Standard 5: The water quality of all water bodies, including ground water where applicable, located on or influenced by BLM lands will achieve or exceed the Water Quality Standards established by the State of Colorado. Water Quality Standards for surface and ground waters include the designated beneficial uses, numeric criteria, narrative criteria, and anti-degradation requirements set forth under State law as found in (5 CCR 1002-8), as required by Section 303(c) of the Clean Water Act.

  • Indicators:

    • Appropriate populations of macroinvertabrates, vertebrates, and algae are present.
    • Surface and ground waters only contain substances (e.g. sediment, scum, floating debris, odor, heavy metal precipitates on channel substrate) attributable to humans within the amounts, concentrations, or combinations as directed by the Water Quality Standards established by the State of Colorado (5 CCR 1002-8).

Guidelines for Livestock Grazing Management

Guidelines are the management tools, methods, strategies, and techniques (e.g., best management practices) designed to maintain or achieve healthy public lands as defined by the standards. Currently, the only guidelines for BLM Colorado that have been developed in concert with the Resource Advisory Councils are livestock grazing management guidelines.

1. Grazing management practices promote plant health by providing for one or more of the following:

  • periodic rest or deferment from grazing during critical growth periods;
  • adequate recovery and regrowth periods;
  • opportunity for seed dissemination and seedling establishment.

2. Grazing management practices address the kind, numbers, and class of livestock, season, duration, distribution, frequency and intensity of grazing use and livestock health.

3. Grazing management practices maintain sufficient residual vegetation on both upland and riparian sites to protect the soil from wind and water erosion, to assist in maintaining appropriate soil infiltration and permeability, and to buffer temperature extremes. In riparian areas, vegetation dissipates energy, captures sediment, recharges ground water, and contributes to stream stability.

4. Native plant species and natural revegetation are emphasized in the support of sustaining ecological functions and site integrity. Where reseeding is required, on land treatment efforts, emphasis will be placed on using native plant species. Seeding of non-native plant species will be considered based on local goals, native seed availability and cost, persistence of non-native plants and annuals and noxious weeds on the site, and composition of non-natives in the seed mix.

5. Range improvement projects are designed consistent with overall ecological functions and processes with minimum adverse impacts to other resources or uses of riparian/wetland and upland sites.

6. Grazing management will occur in a manner that does not encourage the establishment or spread of noxious weeds.
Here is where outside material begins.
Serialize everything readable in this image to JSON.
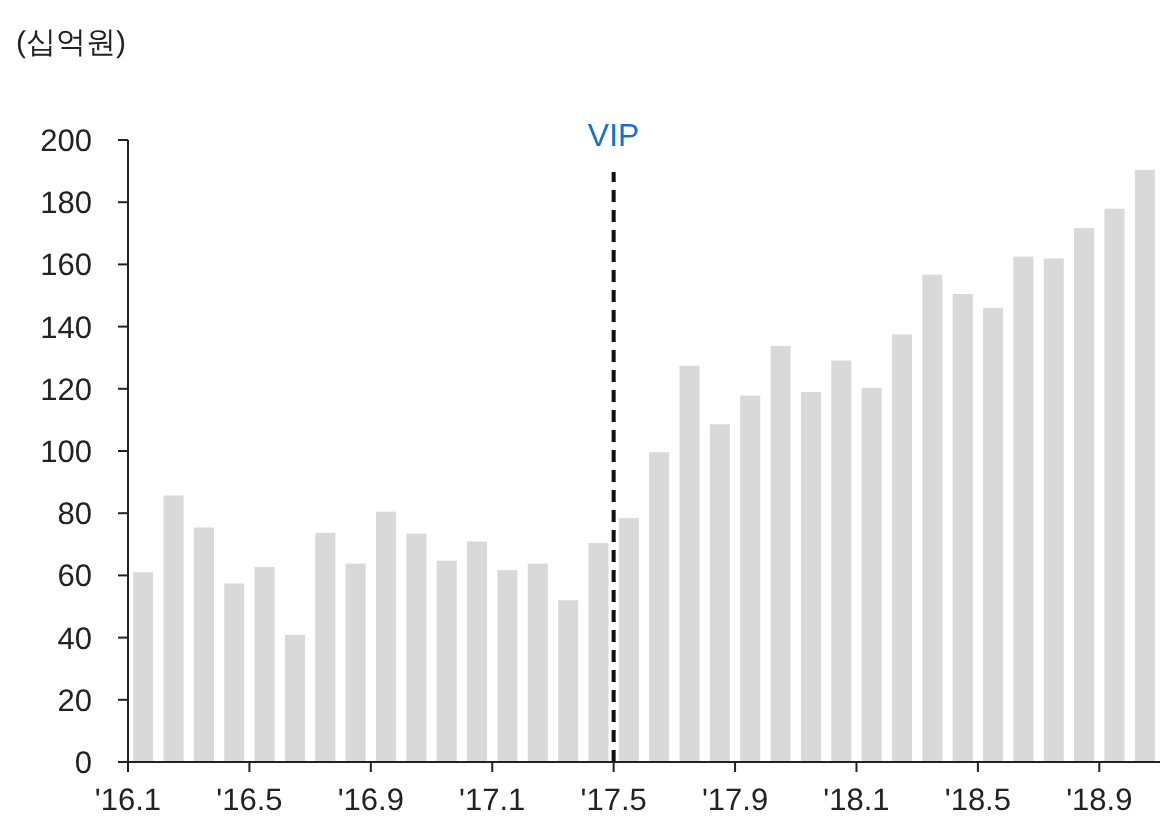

In addition to mechanical, chemical, and biological methods of weed control, livestock may be used where feasible as a tool to inhibit or stop the spread of noxious weeds.

7. Natural occurrences such as fire, drought, flooding, and prescribed land treatments should be combined with livestock management practices to move toward the sustainability of biological diversity across the landscape, including the maintenance, restoration, or enhancement of habitat to promote and assist the recovery and conservation of threatened, endangered, or other special status species, by helping to provide natural vegetation patterns, a mosaic of successional stages, and vegetation corridors, and thus minimizing habitat fragmentation.

8. Colorado Best Management Practices and other scientifically developed practices that enhance land and water quality should be used in the development of activity plans prepared for land use.